Because of career and family pressures, neither Durst’s nor Mascaro’s flight training was particularly expeditious. Durst works as a computer programmer, while Mascaro is a commercial real estate executive in the booming Phoenix market. (Maricopa County gets 200 new residents a day, and the roads and airspace are becoming increasingly crowded.) A fair amount of rust would accumulate between lessons, and Durst’s instructor would sometimes, out of frustration, revert to his native tongue, "conversational" French. Then he would pause and say, "Oh, I forgot, you are on the five-year plan."

"I don’t think our instructors thought we ever would finish," says Mascaro. Both had memorable solo flights. The desert sun is not kind to avionics, and Durst’s radio quit in midpattern on a 115-degree-Fahrenheit day, right when three T–6 warbirds decided to do a flyover. In heavy traffic, Mascaro was directed into a nonstandard pattern and became disoriented. But both persevered. "We were shamed into getting our licenses," says Durst. She also cites reverse encouragement from her ex-husband, who counseled, "Why don’t you forget all this silly flying nonsense and act your age?"

Since getting their tickets, they have pursued flying separately and together. "We have learned so much by flying with other people in other types of airplanes," says Mascaro. "We are learning all the time." Durst has developed a passion for all things aerobatic and has logged passenger time in a Pitts and a Sukhoi. She recently entered her first International Aerobatics Club contest in a Great Lakes biplane. "I saw a 74-year-old man and a 71-year-old woman compete at the Copperstate contest. They inspired me. And I love flying the Great Lakes—it’s noisy, bulky, and slow, but the open cockpit is very romantic."

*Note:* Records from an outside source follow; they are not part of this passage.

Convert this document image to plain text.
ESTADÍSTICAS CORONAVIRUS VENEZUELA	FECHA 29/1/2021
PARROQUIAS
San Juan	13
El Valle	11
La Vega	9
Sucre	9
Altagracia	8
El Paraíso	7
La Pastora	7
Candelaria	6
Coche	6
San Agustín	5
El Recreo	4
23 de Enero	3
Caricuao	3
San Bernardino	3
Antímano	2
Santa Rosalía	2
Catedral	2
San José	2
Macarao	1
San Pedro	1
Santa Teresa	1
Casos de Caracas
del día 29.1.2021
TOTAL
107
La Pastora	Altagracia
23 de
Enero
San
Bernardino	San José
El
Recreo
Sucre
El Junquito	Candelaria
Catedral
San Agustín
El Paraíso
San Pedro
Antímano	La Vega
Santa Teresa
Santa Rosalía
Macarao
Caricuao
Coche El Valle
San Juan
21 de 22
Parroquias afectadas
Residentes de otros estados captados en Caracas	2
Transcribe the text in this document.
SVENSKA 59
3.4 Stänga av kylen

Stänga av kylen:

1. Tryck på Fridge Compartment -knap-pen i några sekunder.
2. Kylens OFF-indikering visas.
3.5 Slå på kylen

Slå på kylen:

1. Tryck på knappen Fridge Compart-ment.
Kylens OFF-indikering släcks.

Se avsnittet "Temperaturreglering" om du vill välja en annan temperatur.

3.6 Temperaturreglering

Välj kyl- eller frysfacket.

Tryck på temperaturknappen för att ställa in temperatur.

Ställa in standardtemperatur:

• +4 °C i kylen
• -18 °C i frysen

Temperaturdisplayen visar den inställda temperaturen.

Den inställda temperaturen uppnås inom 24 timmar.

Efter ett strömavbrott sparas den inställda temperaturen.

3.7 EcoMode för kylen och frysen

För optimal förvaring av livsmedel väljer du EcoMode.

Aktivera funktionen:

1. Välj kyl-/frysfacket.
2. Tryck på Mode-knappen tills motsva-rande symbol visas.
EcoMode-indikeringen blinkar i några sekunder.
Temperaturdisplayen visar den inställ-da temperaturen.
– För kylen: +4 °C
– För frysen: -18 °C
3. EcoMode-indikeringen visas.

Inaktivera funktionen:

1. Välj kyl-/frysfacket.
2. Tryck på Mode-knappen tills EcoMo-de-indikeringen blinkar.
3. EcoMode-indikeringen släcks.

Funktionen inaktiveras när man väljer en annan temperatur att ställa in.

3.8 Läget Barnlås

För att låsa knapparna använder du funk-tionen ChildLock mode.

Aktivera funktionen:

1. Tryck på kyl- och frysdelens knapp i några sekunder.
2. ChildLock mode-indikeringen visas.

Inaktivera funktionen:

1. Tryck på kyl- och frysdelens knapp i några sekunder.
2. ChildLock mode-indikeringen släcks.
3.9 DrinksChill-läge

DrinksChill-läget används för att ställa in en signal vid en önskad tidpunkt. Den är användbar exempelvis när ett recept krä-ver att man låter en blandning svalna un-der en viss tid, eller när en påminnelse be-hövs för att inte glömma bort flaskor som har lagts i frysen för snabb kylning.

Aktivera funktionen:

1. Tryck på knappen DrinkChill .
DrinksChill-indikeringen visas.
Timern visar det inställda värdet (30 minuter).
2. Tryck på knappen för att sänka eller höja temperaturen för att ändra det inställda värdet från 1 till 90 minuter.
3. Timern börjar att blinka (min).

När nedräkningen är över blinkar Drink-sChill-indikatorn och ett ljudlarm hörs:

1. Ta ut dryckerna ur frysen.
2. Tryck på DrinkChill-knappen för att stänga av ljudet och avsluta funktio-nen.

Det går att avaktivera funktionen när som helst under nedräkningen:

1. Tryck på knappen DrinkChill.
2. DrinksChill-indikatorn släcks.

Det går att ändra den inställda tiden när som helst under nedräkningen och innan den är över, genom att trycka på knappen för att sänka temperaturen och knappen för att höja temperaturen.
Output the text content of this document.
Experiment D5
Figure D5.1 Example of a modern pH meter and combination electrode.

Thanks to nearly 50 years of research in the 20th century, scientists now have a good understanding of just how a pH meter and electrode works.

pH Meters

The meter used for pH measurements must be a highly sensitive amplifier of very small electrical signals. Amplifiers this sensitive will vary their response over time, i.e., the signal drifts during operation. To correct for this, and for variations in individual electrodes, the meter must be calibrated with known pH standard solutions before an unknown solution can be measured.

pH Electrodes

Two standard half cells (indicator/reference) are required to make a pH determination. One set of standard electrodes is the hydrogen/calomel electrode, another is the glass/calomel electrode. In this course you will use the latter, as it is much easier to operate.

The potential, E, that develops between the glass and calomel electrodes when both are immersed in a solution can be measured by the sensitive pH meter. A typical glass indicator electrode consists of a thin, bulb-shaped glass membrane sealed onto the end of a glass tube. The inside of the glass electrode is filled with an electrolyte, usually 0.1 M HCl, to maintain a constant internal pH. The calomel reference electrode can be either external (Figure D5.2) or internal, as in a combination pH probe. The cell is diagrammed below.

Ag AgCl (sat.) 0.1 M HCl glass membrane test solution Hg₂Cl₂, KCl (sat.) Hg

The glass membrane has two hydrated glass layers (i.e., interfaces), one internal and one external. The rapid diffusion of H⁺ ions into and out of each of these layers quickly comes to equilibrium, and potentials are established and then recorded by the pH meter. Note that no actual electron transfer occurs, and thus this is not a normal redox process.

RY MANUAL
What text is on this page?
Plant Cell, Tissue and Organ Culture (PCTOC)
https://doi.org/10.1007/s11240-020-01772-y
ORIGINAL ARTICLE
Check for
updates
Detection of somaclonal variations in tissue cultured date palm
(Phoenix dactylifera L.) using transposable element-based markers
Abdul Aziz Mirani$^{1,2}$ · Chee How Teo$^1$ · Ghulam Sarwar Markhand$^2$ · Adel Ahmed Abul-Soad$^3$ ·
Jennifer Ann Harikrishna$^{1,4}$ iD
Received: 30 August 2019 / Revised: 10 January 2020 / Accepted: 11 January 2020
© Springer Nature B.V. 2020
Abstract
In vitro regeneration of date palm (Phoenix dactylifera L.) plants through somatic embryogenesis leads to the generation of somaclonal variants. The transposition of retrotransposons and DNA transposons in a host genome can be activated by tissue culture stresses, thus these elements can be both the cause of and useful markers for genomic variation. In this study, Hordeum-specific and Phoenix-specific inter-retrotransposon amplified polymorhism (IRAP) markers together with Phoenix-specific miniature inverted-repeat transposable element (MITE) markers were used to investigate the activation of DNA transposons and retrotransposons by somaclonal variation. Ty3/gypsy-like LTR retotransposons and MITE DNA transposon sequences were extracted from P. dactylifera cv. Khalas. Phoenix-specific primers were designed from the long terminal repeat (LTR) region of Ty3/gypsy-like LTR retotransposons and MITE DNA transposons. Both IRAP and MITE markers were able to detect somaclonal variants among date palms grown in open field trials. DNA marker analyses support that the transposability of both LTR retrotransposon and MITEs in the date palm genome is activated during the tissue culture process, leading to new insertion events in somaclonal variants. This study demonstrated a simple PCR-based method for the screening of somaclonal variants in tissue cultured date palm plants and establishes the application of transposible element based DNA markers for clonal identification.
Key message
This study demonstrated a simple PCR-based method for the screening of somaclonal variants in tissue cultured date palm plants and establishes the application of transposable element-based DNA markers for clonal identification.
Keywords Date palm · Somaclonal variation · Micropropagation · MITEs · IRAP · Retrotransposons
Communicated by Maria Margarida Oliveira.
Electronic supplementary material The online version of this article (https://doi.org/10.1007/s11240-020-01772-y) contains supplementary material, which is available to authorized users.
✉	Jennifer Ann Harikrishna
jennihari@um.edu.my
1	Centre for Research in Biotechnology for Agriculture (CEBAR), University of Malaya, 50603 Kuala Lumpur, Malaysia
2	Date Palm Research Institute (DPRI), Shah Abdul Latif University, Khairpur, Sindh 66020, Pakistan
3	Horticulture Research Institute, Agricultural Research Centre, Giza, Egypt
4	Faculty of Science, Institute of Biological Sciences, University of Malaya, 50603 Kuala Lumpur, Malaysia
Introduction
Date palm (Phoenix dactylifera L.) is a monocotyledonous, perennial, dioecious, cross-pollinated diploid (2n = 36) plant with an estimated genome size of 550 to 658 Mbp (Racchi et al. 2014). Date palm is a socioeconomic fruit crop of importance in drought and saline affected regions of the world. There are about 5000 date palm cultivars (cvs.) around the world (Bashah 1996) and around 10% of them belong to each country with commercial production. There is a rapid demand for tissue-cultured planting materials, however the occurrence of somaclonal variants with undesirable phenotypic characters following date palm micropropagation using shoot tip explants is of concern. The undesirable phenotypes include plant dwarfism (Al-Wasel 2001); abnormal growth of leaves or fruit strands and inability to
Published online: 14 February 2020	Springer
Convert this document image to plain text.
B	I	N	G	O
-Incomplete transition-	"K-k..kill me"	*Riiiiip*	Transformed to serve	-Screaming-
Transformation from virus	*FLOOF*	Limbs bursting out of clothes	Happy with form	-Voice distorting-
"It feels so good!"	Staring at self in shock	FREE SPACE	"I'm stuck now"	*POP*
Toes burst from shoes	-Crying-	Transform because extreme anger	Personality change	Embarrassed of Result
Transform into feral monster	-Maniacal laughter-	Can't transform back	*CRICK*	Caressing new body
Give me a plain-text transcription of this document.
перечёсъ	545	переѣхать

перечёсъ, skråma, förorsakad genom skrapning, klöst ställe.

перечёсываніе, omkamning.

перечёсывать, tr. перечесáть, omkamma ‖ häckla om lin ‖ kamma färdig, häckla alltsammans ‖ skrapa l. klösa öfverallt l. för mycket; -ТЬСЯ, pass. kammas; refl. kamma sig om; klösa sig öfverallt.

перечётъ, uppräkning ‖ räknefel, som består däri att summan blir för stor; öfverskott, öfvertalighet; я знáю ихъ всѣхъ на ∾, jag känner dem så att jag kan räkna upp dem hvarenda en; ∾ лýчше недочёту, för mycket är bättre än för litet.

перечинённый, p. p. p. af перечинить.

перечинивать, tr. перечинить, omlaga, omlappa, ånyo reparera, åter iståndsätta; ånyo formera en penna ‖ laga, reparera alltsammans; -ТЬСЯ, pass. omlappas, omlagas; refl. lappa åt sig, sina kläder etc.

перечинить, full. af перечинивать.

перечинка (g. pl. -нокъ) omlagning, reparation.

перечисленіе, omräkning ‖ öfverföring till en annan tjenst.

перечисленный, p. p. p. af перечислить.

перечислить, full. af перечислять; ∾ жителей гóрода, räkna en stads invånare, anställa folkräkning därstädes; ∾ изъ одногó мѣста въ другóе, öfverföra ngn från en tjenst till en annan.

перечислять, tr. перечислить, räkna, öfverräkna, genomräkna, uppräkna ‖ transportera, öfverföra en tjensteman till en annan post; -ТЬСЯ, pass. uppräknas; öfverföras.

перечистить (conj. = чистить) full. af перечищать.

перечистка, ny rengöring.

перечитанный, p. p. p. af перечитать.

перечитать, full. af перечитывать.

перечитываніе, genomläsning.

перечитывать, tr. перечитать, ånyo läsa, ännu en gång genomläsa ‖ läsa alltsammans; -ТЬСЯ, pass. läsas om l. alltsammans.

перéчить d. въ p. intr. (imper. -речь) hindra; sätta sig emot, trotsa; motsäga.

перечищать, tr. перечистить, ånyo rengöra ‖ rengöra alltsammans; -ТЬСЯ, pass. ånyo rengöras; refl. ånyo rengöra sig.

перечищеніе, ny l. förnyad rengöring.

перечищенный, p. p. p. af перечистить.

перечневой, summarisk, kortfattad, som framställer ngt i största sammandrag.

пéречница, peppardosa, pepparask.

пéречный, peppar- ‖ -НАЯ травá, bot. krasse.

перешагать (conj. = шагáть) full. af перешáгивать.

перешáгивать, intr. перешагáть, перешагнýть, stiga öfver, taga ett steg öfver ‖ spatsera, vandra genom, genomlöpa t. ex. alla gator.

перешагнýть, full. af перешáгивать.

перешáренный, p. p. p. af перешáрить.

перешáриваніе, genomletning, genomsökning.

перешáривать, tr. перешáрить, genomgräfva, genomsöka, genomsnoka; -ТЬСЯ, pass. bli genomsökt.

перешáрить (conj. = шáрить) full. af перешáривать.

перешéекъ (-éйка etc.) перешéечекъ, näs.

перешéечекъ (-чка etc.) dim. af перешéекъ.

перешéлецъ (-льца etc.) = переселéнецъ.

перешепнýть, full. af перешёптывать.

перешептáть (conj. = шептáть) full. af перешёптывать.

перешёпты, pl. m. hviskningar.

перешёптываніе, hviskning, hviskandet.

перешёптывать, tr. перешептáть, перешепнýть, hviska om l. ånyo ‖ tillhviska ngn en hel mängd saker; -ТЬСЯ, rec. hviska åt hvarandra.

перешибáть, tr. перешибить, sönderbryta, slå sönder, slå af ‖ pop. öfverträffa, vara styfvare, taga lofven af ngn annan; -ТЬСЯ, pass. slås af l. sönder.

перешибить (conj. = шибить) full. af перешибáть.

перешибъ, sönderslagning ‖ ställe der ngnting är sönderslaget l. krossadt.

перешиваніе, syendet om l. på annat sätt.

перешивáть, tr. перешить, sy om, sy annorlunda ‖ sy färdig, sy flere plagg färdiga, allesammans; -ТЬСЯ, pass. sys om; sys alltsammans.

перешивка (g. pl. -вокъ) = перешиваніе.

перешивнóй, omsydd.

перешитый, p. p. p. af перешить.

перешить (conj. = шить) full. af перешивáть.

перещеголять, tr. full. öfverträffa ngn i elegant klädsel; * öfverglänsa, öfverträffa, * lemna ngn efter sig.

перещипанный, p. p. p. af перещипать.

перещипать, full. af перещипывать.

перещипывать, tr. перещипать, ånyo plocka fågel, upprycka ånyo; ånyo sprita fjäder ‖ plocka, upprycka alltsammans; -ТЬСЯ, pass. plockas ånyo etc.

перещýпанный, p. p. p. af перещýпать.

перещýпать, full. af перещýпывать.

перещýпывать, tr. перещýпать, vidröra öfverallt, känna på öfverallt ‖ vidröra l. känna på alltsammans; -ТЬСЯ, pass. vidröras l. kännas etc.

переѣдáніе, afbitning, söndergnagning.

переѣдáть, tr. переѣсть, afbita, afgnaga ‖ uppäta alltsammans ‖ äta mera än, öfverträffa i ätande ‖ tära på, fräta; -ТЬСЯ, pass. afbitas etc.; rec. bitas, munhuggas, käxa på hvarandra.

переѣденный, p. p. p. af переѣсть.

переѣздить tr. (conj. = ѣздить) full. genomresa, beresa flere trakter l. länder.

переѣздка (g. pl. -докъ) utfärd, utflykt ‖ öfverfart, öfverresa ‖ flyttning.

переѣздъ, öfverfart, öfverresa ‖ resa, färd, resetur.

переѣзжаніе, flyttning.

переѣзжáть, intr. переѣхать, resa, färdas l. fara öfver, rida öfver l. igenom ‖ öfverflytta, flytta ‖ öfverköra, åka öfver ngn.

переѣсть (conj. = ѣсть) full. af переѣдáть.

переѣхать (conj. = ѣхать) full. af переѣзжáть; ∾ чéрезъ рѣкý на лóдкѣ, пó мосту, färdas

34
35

Durst also works the scheduling desk at Chandler Air Service on Saturdays in an effort to learn more about the business side of general aviation. Working the desk also allows her "to meet so many interesting people with so many interesting stories." One was a woman from Germany who had come to Arizona to build time. For two weeks, Durst flew right seat with the German pilot, and acted as her designated navigator and communicator within the maze of Phoenix’s airport-rich Class B airspace.

From that experience, Durst counsels other neophyte pilots, "Go fly right seat with people whenever you can; you see everything." Durst claims the experience sharpened her navigation and communication skills well beyond the 150 hours of pilot-in-command time she has accumulated to date.

Durst practices what she preaches. When she flies with Mascaro, they alternate left and right seats and pilot-in-command duties. Both have accumulated numerous right-seat takeoffs and landings.

Lifting off from Chandler this Sunday, Durst is at the controls and Mascaro is minding the navigation. Mascaro eyeballs a Cessna Skyhawk below and off their right wing; it stays with them, and she tracks it all the way to Pinal. Setting up for the approach into Tucson, Mascaro rattles off the landing checklist and Durst efficiently complies and cross-checks. On final, Mascaro softly remarks, "You’re a little high," and Durst quickly responds with a subtle slip, followed by a greaser.

As for future plans, Durst thinks she might want to pursue a flight instructor certificate while Mascaro toys with opening an aerial photography business. There are more places they want to fly to together, but the Grand Canyon will not be one of them. Says Jackie, "We figured we’d stay clear of there."